Developing a Ruby on Rails web app from scratch

Gracjan Grala
EL Passion Blog
Published in
4 min readFeb 6, 2015

You don’t have to be a magician to develop web apps. With tools like Ruby on Rails and an established Scrum process, programmers can craft quality applications. In this article I’ll try to outline our development process for non-technical product owners.

How to develop a Ruby on Rails web app from scratch

Before the project starts, we communicate with the client to learn about the general product vision. We use Scrum for all of our projects. It’s a process focused on communication and delivering incremental updates. At EL Passion, we offer coaching and guidance to clients who have little or no experience with Scrum.

Choosing technologies for your web app

Depending on the characteristics of the project, we’ll choose the technology stack to build on top of. For data storage, a relational database like PostgreSQL is usually your best bet. Some projects may benefit from taking a different approach — like document-oriented mongoDB (for analytical tools) or graph-structured Neo4J (e.g. when you need social profiles with focus on connections between people).
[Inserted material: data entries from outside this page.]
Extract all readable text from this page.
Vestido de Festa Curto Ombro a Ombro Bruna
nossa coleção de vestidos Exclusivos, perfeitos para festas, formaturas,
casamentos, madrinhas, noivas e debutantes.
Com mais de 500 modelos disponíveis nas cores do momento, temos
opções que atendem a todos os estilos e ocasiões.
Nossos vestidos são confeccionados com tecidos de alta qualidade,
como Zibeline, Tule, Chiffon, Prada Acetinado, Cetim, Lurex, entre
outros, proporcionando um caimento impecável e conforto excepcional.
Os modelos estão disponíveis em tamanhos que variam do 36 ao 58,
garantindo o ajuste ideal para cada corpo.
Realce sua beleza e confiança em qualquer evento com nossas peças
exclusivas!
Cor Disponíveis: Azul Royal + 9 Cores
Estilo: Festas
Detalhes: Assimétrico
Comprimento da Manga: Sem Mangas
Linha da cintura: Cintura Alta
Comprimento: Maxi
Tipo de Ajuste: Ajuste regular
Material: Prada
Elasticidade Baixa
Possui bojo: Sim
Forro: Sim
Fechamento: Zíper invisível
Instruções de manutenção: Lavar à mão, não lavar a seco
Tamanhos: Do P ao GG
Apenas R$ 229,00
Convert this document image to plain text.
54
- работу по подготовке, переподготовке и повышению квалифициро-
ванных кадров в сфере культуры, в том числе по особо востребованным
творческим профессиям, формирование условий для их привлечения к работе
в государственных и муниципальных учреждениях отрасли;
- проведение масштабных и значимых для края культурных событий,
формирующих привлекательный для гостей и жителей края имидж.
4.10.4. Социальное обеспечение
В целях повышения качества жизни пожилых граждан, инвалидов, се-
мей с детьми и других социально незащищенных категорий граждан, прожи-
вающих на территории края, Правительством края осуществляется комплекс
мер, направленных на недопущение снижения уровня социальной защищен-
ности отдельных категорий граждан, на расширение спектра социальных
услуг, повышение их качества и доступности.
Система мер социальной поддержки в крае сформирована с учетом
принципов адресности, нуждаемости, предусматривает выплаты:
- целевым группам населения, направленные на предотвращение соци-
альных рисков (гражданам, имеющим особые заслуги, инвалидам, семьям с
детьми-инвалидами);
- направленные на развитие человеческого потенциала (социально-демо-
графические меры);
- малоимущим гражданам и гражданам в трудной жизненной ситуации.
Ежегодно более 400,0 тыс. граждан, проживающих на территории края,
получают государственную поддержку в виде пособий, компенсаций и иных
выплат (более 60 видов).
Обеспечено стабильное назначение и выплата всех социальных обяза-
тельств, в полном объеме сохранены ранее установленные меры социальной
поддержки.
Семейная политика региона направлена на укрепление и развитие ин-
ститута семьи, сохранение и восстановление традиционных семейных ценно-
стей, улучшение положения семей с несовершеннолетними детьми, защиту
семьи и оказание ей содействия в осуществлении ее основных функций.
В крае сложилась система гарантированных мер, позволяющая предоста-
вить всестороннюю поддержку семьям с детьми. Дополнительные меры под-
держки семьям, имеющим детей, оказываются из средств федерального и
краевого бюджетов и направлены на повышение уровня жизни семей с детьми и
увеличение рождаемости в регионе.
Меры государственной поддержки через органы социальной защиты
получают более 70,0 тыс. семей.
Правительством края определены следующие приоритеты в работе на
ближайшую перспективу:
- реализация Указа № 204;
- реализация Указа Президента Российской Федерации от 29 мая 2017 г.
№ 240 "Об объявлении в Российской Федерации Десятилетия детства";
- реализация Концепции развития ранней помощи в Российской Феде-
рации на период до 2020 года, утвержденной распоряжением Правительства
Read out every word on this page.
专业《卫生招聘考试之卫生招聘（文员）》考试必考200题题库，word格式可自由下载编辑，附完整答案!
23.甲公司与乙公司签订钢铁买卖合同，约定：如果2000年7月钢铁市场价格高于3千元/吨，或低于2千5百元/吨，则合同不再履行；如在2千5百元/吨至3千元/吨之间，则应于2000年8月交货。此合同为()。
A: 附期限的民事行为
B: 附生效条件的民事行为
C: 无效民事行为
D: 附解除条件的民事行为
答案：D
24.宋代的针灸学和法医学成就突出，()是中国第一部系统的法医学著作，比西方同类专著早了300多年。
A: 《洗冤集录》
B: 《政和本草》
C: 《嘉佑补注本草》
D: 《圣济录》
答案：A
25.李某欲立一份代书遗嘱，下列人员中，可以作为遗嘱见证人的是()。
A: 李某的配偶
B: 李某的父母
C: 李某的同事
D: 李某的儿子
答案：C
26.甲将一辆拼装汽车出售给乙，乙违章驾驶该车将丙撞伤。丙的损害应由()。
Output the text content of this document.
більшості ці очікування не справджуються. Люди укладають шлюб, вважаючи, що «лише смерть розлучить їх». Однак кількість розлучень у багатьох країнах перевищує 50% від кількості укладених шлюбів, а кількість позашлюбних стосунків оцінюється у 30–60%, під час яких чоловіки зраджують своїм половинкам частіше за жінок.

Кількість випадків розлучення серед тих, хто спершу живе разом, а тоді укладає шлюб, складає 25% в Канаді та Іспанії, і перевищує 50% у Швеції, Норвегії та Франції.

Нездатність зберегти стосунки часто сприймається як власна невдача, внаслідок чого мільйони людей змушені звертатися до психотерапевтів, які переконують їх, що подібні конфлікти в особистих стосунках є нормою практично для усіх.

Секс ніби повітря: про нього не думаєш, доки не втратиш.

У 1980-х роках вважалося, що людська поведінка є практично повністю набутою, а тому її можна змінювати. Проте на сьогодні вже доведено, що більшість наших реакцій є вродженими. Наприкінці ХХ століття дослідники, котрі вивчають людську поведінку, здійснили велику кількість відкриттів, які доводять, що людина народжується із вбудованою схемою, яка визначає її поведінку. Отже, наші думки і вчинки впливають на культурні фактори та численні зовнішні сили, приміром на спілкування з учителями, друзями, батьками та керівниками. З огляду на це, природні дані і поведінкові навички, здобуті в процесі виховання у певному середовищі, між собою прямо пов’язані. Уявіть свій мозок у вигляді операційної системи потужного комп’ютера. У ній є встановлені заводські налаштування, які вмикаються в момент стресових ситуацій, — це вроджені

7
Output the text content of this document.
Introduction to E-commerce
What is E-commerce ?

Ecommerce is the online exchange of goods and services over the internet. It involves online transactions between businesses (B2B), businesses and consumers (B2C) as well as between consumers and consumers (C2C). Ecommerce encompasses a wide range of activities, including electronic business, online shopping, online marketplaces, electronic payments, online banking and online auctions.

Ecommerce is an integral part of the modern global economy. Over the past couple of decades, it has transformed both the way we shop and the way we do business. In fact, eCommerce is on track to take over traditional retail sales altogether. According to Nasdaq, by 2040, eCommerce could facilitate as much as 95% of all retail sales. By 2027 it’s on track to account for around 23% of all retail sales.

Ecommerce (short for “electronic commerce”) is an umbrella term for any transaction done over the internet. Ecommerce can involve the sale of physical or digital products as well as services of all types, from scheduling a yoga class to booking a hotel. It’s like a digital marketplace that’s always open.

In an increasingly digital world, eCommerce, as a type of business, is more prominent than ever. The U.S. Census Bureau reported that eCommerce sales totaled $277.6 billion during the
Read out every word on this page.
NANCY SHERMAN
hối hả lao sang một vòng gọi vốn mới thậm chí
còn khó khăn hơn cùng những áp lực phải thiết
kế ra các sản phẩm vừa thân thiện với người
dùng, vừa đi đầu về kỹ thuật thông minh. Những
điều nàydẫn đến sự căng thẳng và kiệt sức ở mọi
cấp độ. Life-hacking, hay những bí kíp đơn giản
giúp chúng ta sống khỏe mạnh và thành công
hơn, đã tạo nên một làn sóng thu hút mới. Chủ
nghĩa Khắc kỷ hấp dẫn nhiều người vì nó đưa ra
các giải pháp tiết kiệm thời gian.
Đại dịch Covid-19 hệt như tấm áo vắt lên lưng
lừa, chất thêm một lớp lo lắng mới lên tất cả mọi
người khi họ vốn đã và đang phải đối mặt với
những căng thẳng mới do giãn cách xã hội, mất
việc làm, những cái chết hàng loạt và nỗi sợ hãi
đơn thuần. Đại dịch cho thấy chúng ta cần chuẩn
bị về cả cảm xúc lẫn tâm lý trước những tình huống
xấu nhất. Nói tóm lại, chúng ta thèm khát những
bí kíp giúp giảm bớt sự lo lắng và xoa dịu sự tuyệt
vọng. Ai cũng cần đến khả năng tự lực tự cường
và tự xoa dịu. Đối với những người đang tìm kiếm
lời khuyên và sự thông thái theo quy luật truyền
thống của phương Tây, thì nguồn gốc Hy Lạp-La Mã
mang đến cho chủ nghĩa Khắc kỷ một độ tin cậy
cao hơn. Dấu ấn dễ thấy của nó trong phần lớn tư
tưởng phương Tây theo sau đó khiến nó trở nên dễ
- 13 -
You can divide a web application in two parts: front-end and back-end. Front-end is the presentation layer for your data — the user interface. The back-end is for processing and making the data available for the front-end. Another architectural decision that should be made is whether to use Ruby on Rails for both front and back-end or split it in two separate applications. So far we’ve had good experience using Grape for building powerful API back-ends. For the front-end part we would normally use AngularJS or EmberJS. They empower us to create smooth user experience without trading off development speed.

Our project starts by picking a single feature (e.g. user registration and sign-in) to develop within the first work cycle. We create a task board and divide the feature into many simple tasks. The smaller the tasks, the easier it is for the developers to divide the work inside the team.

Testing, Implementation and Test-Driven Development

After putting all this information together, the team is ready to build the feature. Often, writing an automated test comes before implementation of the feature, which is a foundation for programming technique called Test-Driven Development. A simple example is updating the user profile. At the beginning, developers write an automated macro that visits the user profile page, fills in the user profile form, and checks if there are no errors after submitting the form and if user data actually changed. First, this macro fails because the feature of updating user profile is not yet programmed. Only after coding the feature, the macro succeeds. Then the developers can improve their code and repeat the process.

Doing test-first forces you to make sure you know what you need to write before implementing it. This leaves less room for design flaws and ensures better code reuse. When you alter existing code, having tests for former features prevents regressions. There are many reasons in favour of writing tests and ultimately more tests means better codebase.

In the implementation stage we organize the agenda so that no two developers work on the same feature at the same time. When it’s impossible, we divide the problematic task further or utilize pair programming. It’s when two people share the same computer and work on one piece of code simultaneously which aids exchanging knowledge and assuring the code quality. After the feature is implemented, developers click through the application themselves to check the outcome of their work. It’s more motivating than outsourcing quality assurance to external testers.

Merging changes and deployment

Implementation is followed by committing and pushing the changes to revision control system. It keeps track of revision history for the whole life of the project. Before the changeset is deployed on the server, it’s reviewed by other developers.

Code review helps us guarantee code quality and it’s a great tool for self-improvement. The code isn’t merged until all comments and issues are resolved. When it’s finally merged, we deploy the new revision to a staging server, where the client can test the feature. Communication with the client is important during the whole process, so any issues can be addressed immediately.

After the feature is implemented and reviewed by both team and client, corrections are made. When the client accepts it, it’s deployed to production. The team is ready to work on the next feature and the cycle starts over again.